Opposition of the three chambers of commerce “adds considerably to the weight of the opposition to the landfill,” said City Councilman Hal Bernson, who organized the helicopter tour. Bernson and other dump opponents are awaiting the recommendation of a city zoning administrator on Bernson’s request for the landfill’s operating permit to be revoked.
‘Never Have Contacts’
“We’re absolutely delighted,” Mary Edwards, secretary of the North Valley Coalition, said of the business groups’ opposition to the landfill. “We’re just homeowners.

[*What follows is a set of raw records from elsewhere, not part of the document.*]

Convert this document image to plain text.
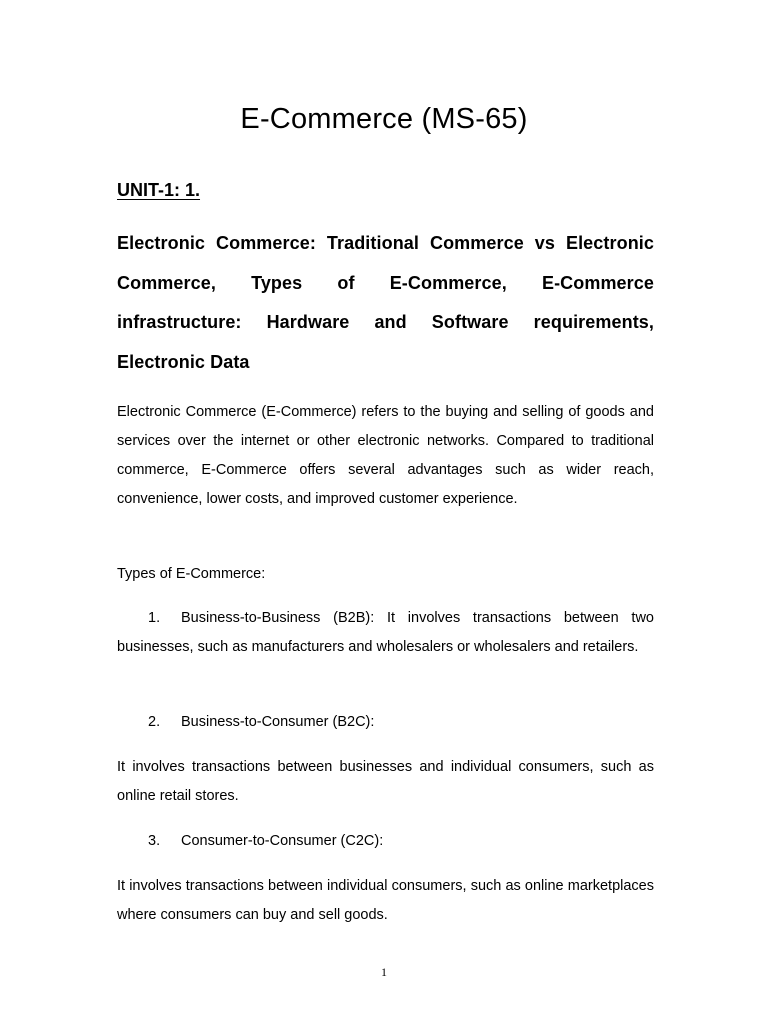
E-Commerce (MS-65)

UNIT-1: 1.

Electronic Commerce: Traditional Commerce vs Electronic Commerce, Types of E-Commerce, E-Commerce infrastructure: Hardware and Software requirements, Electronic Data

Electronic Commerce (E-Commerce) refers to the buying and selling of goods and services over the internet or other electronic networks. Compared to traditional commerce, E-Commerce offers several advantages such as wider reach, convenience, lower costs, and improved customer experience.

Types of E-Commerce:

1. Business-to-Business (B2B): It involves transactions between two businesses, such as manufacturers and wholesalers or wholesalers and retailers.

2. Business-to-Consumer (B2C):

It involves transactions between businesses and individual consumers, such as online retail stores.

3. Consumer-to-Consumer (C2C):

It involves transactions between individual consumers, such as online marketplaces where consumers can buy and sell goods.

1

We never have the contacts with the seats of power that some people do who represent business.”
The three chambers are concerned that expansion might bring the blowing dust and garbage farther west and make open space near the Santa Susana Mountains less desirable for development, said David R. Miller, the business coalition’s chairman.

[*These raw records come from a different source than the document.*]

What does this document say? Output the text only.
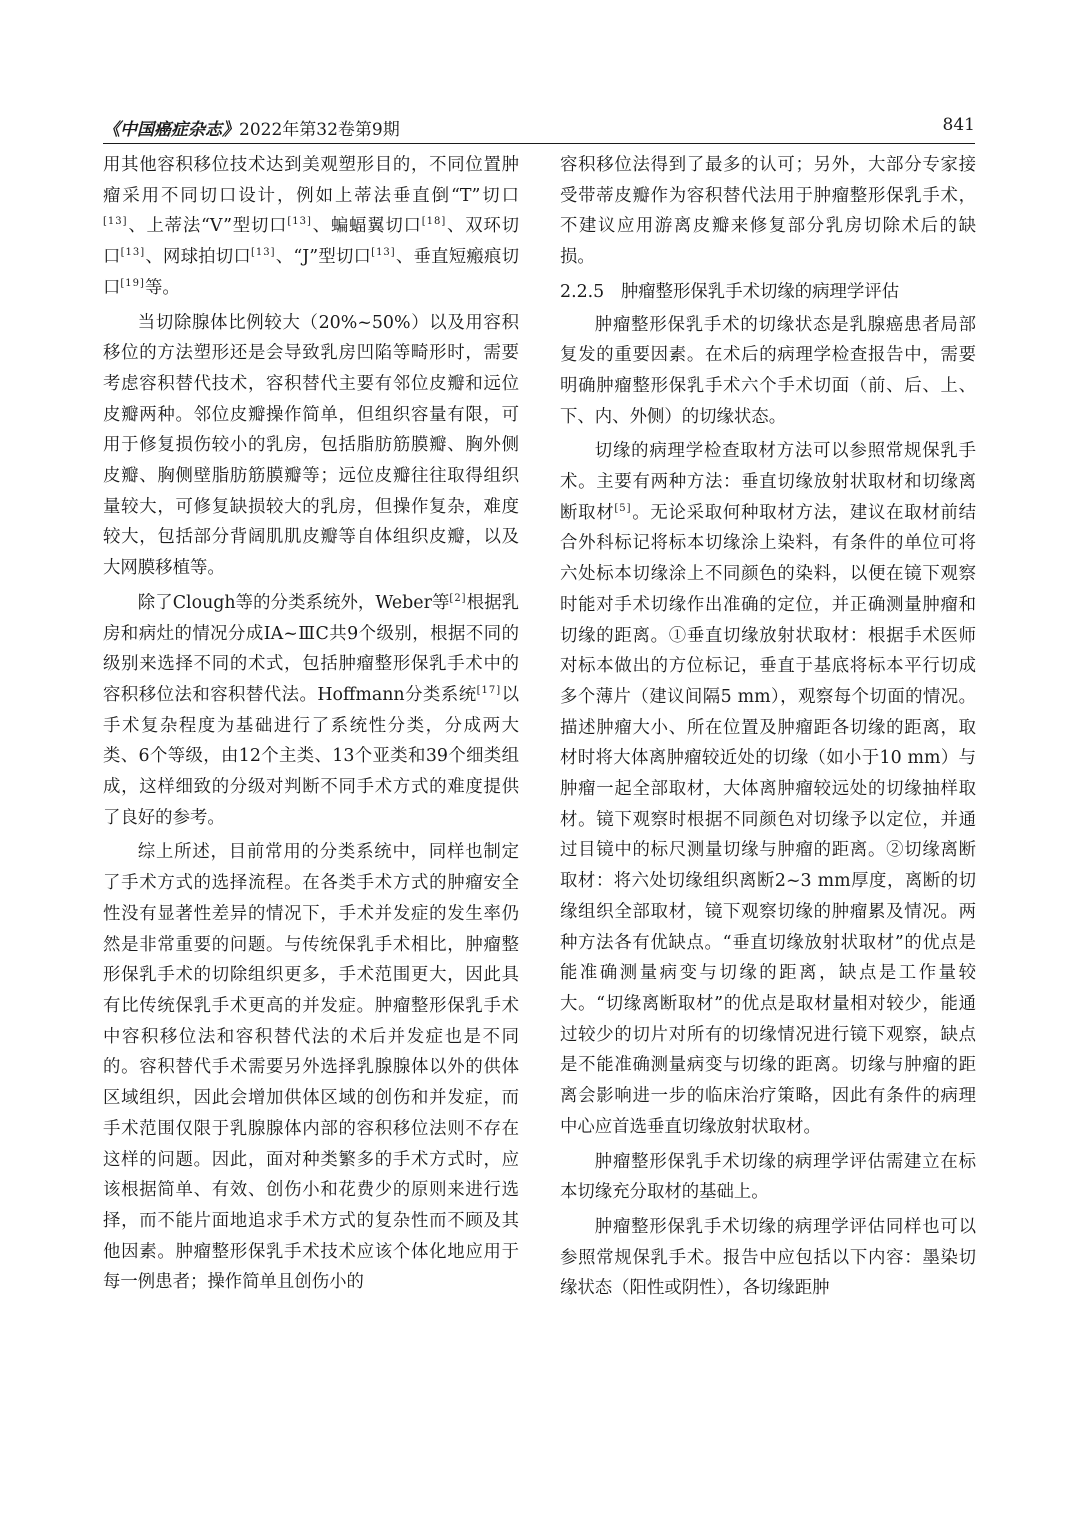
《中国癌症杂志》2022年第32卷第9期	841

用其他容积移位技术达到美观塑形目的，不同位置肿瘤采用不同切口设计，例如上蒂法垂直倒“T”切口[13]、上蒂法“V”型切口[13]、蝙蝠翼切口[18]、双环切口[13]、网球拍切口[13]、“J”型切口[13]、垂直短瘢痕切口[19]等。

当切除腺体比例较大（20%~50%）以及用容积移位的方法塑形还是会导致乳房凹陷等畸形时，需要考虑容积替代技术，容积替代主要有邻位皮瓣和远位皮瓣两种。邻位皮瓣操作简单，但组织容量有限，可用于修复损伤较小的乳房，包括脂肪筋膜瓣、胸外侧皮瓣、胸侧壁脂肪筋膜瓣等；远位皮瓣往往取得组织量较大，可修复缺损较大的乳房，但操作复杂，难度较大，包括部分背阔肌肌皮瓣等自体组织皮瓣，以及大网膜移植等。

除了Clough等的分类系统外，Weber等[2]根据乳房和病灶的情况分成IA~ⅢC共9个级别，根据不同的级别来选择不同的术式，包括肿瘤整形保乳手术中的容积移位法和容积替代法。Hoffmann分类系统[17]以手术复杂程度为基础进行了系统性分类，分成两大类、6个等级，由12个主类、13个亚类和39个细类组成，这样细致的分级对判断不同手术方式的难度提供了良好的参考。

综上所述，目前常用的分类系统中，同样也制定了手术方式的选择流程。在各类手术方式的肿瘤安全性没有显著性差异的情况下，手术并发症的发生率仍然是非常重要的问题。与传统保乳手术相比，肿瘤整形保乳手术的切除组织更多，手术范围更大，因此具有比传统保乳手术更高的并发症。肿瘤整形保乳手术中容积移位法和容积替代法的术后并发症也是不同的。容积替代手术需要另外选择乳腺腺体以外的供体区域组织，因此会增加供体区域的创伤和并发症，而手术范围仅限于乳腺腺体内部的容积移位法则不存在这样的问题。因此，面对种类繁多的手术方式时，应该根据简单、有效、创伤小和花费少的原则来进行选择，而不能片面地追求手术方式的复杂性而不顾及其他因素。肿瘤整形保乳手术技术应该个体化地应用于每一例患者；操作简单且创伤小的

容积移位法得到了最多的认可；另外，大部分专家接受带蒂皮瓣作为容积替代法用于肿瘤整形保乳手术，不建议应用游离皮瓣来修复部分乳房切除术后的缺损。

2.2.5 肿瘤整形保乳手术切缘的病理学评估

肿瘤整形保乳手术的切缘状态是乳腺癌患者局部复发的重要因素。在术后的病理学检查报告中，需要明确肿瘤整形保乳手术六个手术切面（前、后、上、下、内、外侧）的切缘状态。

切缘的病理学检查取材方法可以参照常规保乳手术。主要有两种方法：垂直切缘放射状取材和切缘离断取材[5]。无论采取何种取材方法，建议在取材前结合外科标记将标本切缘涂上染料，有条件的单位可将六处标本切缘涂上不同颜色的染料，以便在镜下观察时能对手术切缘作出准确的定位，并正确测量肿瘤和切缘的距离。①垂直切缘放射状取材：根据手术医师对标本做出的方位标记，垂直于基底将标本平行切成多个薄片（建议间隔5 mm），观察每个切面的情况。描述肿瘤大小、所在位置及肿瘤距各切缘的距离，取材时将大体离肿瘤较近处的切缘（如小于10 mm）与肿瘤一起全部取材，大体离肿瘤较远处的切缘抽样取材。镜下观察时根据不同颜色对切缘予以定位，并通过目镜中的标尺测量切缘与肿瘤的距离。②切缘离断取材：将六处切缘组织离断2~3 mm厚度，离断的切缘组织全部取材，镜下观察切缘的肿瘤累及情况。两种方法各有优缺点。“垂直切缘放射状取材”的优点是能准确测量病变与切缘的距离，缺点是工作量较大。“切缘离断取材”的优点是取材量相对较少，能通过较少的切片对所有的切缘情况进行镜下观察，缺点是不能准确测量病变与切缘的距离。切缘与肿瘤的距离会影响进一步的临床治疗策略，因此有条件的病理中心应首选垂直切缘放射状取材。

肿瘤整形保乳手术切缘的病理学评估需建立在标本切缘充分取材的基础上。

肿瘤整形保乳手术切缘的病理学评估同样也可以参照常规保乳手术。报告中应包括以下内容：墨染切缘状态（阳性或阴性），各切缘距肿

“The Northridge people and the Chatsworth people were not that aware of it because it did not affect them,” added Jean Seratti, president of the Granada Hills Chamber of Commerce. “But if the expansion goes through, it will affect them.”
James T. Aidukas, an environmental specialist for Browning-Ferris, disagreed. The nearest existing home in Northridge would be more than 3 miles from the edge of the proposed dump, he said. The expansion area also is more than a mile from the Granada Hills neighborhood where most of the homeowner opposition is centered, he said. The dump is now about 1,600 feet away from the closest home, he said.
That part of the dump was among those surveyed by Bernson and the business leaders from a Los Angeles Fire Department helicopter Thursday morning. Despite fog and low clouds, the group could see the expanse of fill dirt, the dump’s equipment for capturing and burning away methane gas, and the many trucks, some of them uncovered, that carry trash and rubble into the landfill.
Ellsmere Canyon Eyed
“I had no idea it was so mammoth,” Seratti said after the tour.
Bernson also directed the helicopter pilot to fly over Ellsmere Canyon to the north, which the councilman would like to see used as a dump instead of expanding the Sunshine Canyon landfill.
Use of Ellsmere Canyon as a landfill is widely opposed in the Santa Clarita Valley.
The group left the landfill with at least one less misconception. Bernson earlier had shown them the outskirts of the dump from the inside of a van, pointing out a house in front of a graded area that he described as the face of the landfill.
Later, after entering the landfill for a tour guided by Aidukas, Bernson and the group were told that the graded area actually was a construction site for a private home.